И уже в этой точке в конце концов началось «делание этого», за которым быстро последовало угрюмое осознание, что́ значило «сделать это». А потом решение перестать «делать это», потому что «делание этого» абсурдно, бесцельно, чудовищно трудно и требовало от меня гораздо больших усилий, чем я ожидала. А я была к этому совершенно не готова.
Однако я действительно начала «делать это» – в реальном мире и реальном времени.
Упорно, несмотря ни на что.
Несмотря на медведей, гремучих змей и помет горных львов, которых я так и не увидела. Несмотря на мозоли, струпы, царапины и ссадины. Несмотря на переутомление и лишения; холод и жару; монотонность и боль; жажду и голод. Несмотря на все великолепие и всех призраков, которые преследовали меня, пока я шла эти 1700 с лишним километров от пустыни Мохаве до штата Вашингтон совершенно одна.
И наконец, когда я действительно прошла все эти километры за все эти дни, пришло осознание: то, что я вначале считала началом, вовсе не было никаким началом. В действительности мой поход по Маршруту Тихоокеанского хребта начался не тогда, когда я приняла скоропалительное решение «сделать это». А тогда, когда я даже вообразить его не могла, а именно – на четыре года, семь месяцев и три дня раньше. Когда я стояла в маленькой палате в клинике Мейо в Рочестере, штат Миннесота, зная, что моя мать умрет.

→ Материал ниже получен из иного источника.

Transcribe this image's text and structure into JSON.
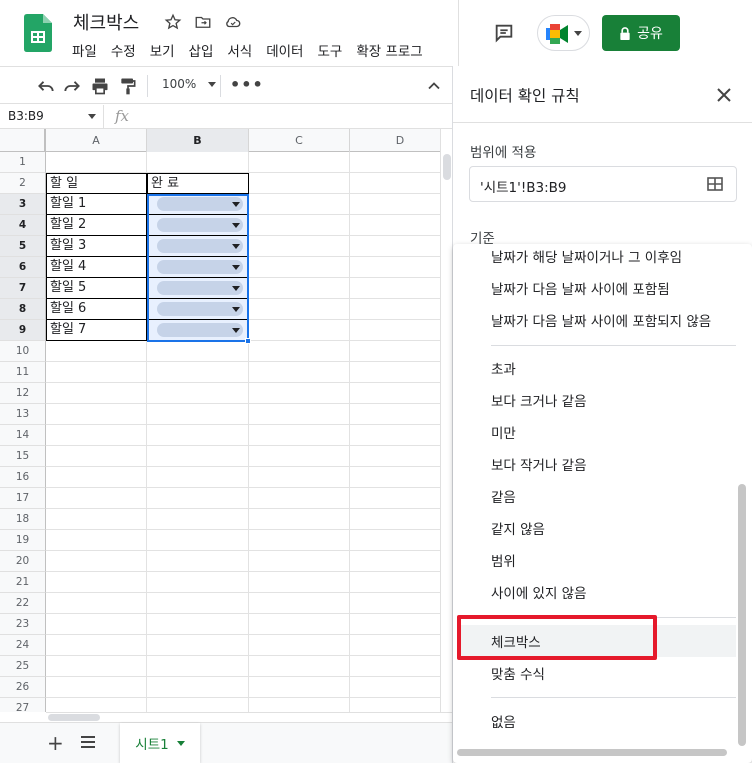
{
  "header": {
    "doc_title": "체크박스",
    "menu": [
      "파일",
      "수정",
      "보기",
      "삽입",
      "서식",
      "데이터",
      "도구",
      "확장 프로그"
    ],
    "share_label": "공유"
  },
  "toolbar": {
    "zoom": "100%"
  },
  "formula_bar": {
    "name_box": "B3:B9",
    "fx": "fx"
  },
  "grid": {
    "columns": [
      "A",
      "B",
      "C",
      "D"
    ],
    "rows": [
      "1",
      "2",
      "3",
      "4",
      "5",
      "6",
      "7",
      "8",
      "9",
      "10",
      "11",
      "12",
      "13",
      "14",
      "15",
      "16",
      "17",
      "18",
      "19",
      "20",
      "21",
      "22",
      "23",
      "24",
      "25",
      "26",
      "27"
    ],
    "cells": {
      "a2": "할 일",
      "b2": "완 료",
      "a3": "할일 1",
      "a4": "할일 2",
      "a5": "할일 3",
      "a6": "할일 4",
      "a7": "할일 5",
      "a8": "할일 6",
      "a9": "할일 7"
    }
  },
  "sheet_tabs": {
    "active": "시트1"
  },
  "panel": {
    "title": "데이터 확인 규칙",
    "range_label": "범위에 적용",
    "range_value": "'시트1'!B3:B9",
    "criteria_label": "기준",
    "options": [
      "날짜가 해당 날짜이거나 그 이후임",
      "날짜가 다음 날짜 사이에 포함됨",
      "날짜가 다음 날짜 사이에 포함되지 않음",
      "초과",
      "보다 크거나 같음",
      "미만",
      "보다 작거나 같음",
      "같음",
      "같지 않음",
      "범위",
      "사이에 있지 않음",
      "체크박스",
      "맞춤 수식",
      "없음"
    ],
    "highlighted_option": "체크박스"
  },
  "colors": {
    "accent": "#1a73e8",
    "brand_green": "#188038",
    "highlight_red": "#e5192b"
  }
}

Я была одета в зеленое. Зеленые брючки, зеленая блузка, зеленый бант в волосах. Это был наряд, который сшила мама: она шила для меня одежду всю мою жизнь. Некоторые из вещей были точь-в‑точь такими, о каких я мечтала; другие – ничего похожего. Я была не в восторге от зеленого брючного костюма, но все равно носила его – как епитимью, как приношение, как талисман.
Весь тот «день зеленого костюма», пока я сопровождала маму и отчима Эдди с этажа на этаж в клинике Мейо, пока она делала один анализ за другим, проходила одно исследование за другим, в моей голове ритмично маршировала молитва. Хотя, пожалуй, «молитва» – неподходящее слово для описания этого марша. Я не была смиренна пред Богом. Я даже не верила в Бога. «Пожалуйста, Боже, смилуйся над нами» – такой молитвы у меня и в мыслях не было.
Я не собиралась просить о милосердии. Я в нем не нуждалась. Моей матери было 45 лет. Она выглядела прекрасно. Уже много лет она была вегетарианкой. Она сажала бархатцы по всему саду, чтобы отпугивать насекомых, вместо того чтобы пользоваться пестицидами. Нас с братом и сестрой она заставляла жевать сырой чеснок, когда у нас была простуда. Такие люди, как моя мать, не заболевают раком. И анализы в клинике Мейо это докажут, посрамив докторов из Дулута[1]. Я была в этом уверена. Да кто они такие вообще, эти дулутские врачи? Что такое Дулут? Ха, Дулут! Жалкий захолустный городишка с врачами, которые сами не понимают, что они, черт возьми, говорят. Объявляют некурящим сорокапятилетним вегетарианкам, поедающим чеснок, пользующимся исключительно природными средствами, что у них рак легких в последней стадии – вот что такое Дулут.